Breaking bread

 

SCENE:  A bakery in Germany 1939

 

Image of black boots stepping over shards of broken glass

Behind shot of man wearing Nazi arm band walking into a bakery where the word “Jude” is written on the window.

Saul stands behind the counter, a few loaves of bread before him in the glass cases

 

SAUL:

            Carl?

            Is that really you?

            How many years has it been?

            I almost mistook you for your father you look so much like him.

            I suppose age has turned us all into our fathers.

            I always knew you would follow in your father’s footsteps and become a police officer, just as I have become a baker like my father and his father before him.

            I am a good baker, though I think my bread is not as good as my father’s was.

            Good Germans don’t buy my bread the way they brought is, even though the same Jewish bloods ran through his veins as mine.

            You act so cold, Carl.
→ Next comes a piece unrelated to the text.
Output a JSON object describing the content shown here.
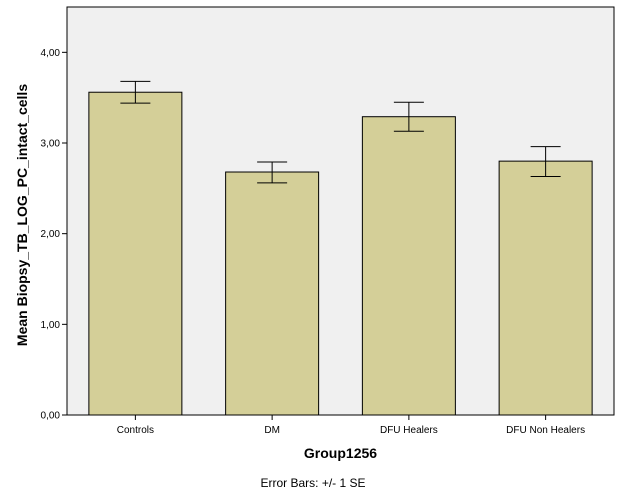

Have I offended you in some way?

            You can’t possibly believe all the lies people tell.

            Not you, who have broken bread at my table, who always treated me as an equal, like a German, not just a Jew.

            Yes, I know that times have changed, but why cannot we still be friends?

            You are not one of the crazy people who run through the streets, even if this is not the same Germany our fathers knew.

            No pack of goose stepping savages can come between me and you or me and my country.

            Come break bread with me.

            Let us talk about better times when we were boys, about the plans we made, how you and I, gentile and Jew, believed we would conquer the world together.

            Why should I pack my things?

            I fear no mobs no matter how much glass they break – even if I do not understand why they hate me.

            But sometimes I do feel very small inside, and very alone, and miss my father strength.

            I always admired my father.

            I loved to watch his powerful hands kneed the bread dough.

I loved to watch each loaf go into the oven and come out more than it was when it went in, its smell so full of life it made me feel alive.

            I always thought you loved these things, too.

            But now you come in here wearing the same black boots they wear, stepping over the shards of glass they have broken, telling me you need to take me and my family away – for our protection.

            How can you expect me to leave the life my father and his father lived?

            Am I not the same good German I always was, my father was, and his father before him?

            If you say it is for my own safety, I’ll go – short train ride or long.

            If it was anybody other than you asking, I wouldn’t go.

            How can a man I have broken bread with betray me?